The most recent Quinnipiac University poll contains some interesting info for lower Fairfield County on taxes.
Although voters by a 60 to 30 percent margin want lawmakers to cut services over raising taxes, voters by 71 to 27 percent support hiking the income tax for couples earning at least $500,000, many of whom live in this region.
That is the proposal contained within the budget the legislature’s Democratic-majority passed in late May and Republican Gov. M. Jodi Rell promptly vetoed in early July.
In a joint statement about the Q-Poll, Senate President Donald Williams, D-Brooklyn and Senate Majority Leader Martin Looney, D-New Haven said “on the most fundamental questions of how to balance the budget, the majority of people are against (Rell). Nearly three-quarters of those polled think her opposition to the progressive income tax for couples earning at least $500,000 is wrong. People clearly think that the state’s richest residents, many of whom enjoyed enormous tax breaks during (Republican) President Bush’s 8 years in office, should be a part of the budget solution, even if that means paying a little more in taxes.”
What Williams and Looney failed to acknowledge is that opposition to the tax hike from members of their own party prevented the Democrats from overriding Rell’s budget veto.
And based on the reaction of one of those “no” votes – Sen.
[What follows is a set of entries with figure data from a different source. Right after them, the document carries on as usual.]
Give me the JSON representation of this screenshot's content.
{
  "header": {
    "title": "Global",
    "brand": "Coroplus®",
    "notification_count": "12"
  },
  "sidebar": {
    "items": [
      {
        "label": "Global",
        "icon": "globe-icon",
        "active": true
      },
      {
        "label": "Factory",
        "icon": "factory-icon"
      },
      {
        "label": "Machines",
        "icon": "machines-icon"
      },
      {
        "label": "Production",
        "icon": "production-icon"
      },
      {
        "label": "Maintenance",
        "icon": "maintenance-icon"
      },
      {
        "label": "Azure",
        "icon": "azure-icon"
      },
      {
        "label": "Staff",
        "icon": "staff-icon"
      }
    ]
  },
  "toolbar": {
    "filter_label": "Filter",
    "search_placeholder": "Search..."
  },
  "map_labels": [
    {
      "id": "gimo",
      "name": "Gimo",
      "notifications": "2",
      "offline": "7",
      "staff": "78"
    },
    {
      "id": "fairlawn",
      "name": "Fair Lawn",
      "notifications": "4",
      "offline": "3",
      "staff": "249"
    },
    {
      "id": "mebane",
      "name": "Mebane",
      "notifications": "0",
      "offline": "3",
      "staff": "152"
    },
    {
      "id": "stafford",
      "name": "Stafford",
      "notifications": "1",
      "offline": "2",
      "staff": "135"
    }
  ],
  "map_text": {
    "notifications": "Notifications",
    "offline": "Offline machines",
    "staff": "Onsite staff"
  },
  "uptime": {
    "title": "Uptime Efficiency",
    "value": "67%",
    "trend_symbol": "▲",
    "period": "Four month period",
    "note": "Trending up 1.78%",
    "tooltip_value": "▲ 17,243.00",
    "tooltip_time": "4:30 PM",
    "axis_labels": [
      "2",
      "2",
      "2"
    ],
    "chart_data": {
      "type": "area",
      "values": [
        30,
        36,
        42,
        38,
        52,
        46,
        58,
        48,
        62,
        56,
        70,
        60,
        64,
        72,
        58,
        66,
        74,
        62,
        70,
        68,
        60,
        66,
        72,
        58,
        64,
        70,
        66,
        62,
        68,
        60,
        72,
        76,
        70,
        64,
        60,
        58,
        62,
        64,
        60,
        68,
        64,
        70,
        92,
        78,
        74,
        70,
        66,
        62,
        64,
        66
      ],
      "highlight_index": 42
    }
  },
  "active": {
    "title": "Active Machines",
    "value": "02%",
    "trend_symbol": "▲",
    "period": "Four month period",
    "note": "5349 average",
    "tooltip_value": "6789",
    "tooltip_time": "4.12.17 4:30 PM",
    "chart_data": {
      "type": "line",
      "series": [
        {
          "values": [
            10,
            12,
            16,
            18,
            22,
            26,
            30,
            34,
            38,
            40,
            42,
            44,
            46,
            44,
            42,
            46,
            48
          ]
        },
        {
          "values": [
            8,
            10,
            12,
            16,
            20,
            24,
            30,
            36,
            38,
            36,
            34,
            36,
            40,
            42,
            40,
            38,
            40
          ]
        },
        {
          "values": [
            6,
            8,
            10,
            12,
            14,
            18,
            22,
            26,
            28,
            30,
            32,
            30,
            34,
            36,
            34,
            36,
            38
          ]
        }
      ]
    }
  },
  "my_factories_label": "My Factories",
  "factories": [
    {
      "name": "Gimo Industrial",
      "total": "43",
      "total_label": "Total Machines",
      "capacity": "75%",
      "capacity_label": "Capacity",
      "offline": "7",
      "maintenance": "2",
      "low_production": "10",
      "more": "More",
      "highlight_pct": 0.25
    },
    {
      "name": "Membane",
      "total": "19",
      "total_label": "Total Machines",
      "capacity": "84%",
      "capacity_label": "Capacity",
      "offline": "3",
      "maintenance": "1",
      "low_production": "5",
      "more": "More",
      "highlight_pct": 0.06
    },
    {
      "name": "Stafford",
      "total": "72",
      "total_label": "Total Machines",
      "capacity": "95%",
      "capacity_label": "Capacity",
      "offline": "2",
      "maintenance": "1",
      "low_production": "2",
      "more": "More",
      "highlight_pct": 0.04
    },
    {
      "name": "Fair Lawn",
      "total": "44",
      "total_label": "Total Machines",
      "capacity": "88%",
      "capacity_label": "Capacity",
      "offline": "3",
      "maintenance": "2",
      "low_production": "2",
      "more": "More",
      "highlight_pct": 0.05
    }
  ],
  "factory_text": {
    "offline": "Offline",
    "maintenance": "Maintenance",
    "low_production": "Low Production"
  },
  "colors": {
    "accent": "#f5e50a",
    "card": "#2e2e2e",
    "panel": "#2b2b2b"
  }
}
Bob Duff, D-Norwalk – it is unlikely the Q-Poll is going to convince the “no new taxes Dems” to change their minds.
“We always have to do what we think is right regardless of what a poll says,” Duff said.
He said he was not surprised by the poll’s results.
“People in other parts of the state that have a lower cost of living earn less and would say ‘yes, tax the other guy’,” Duff said.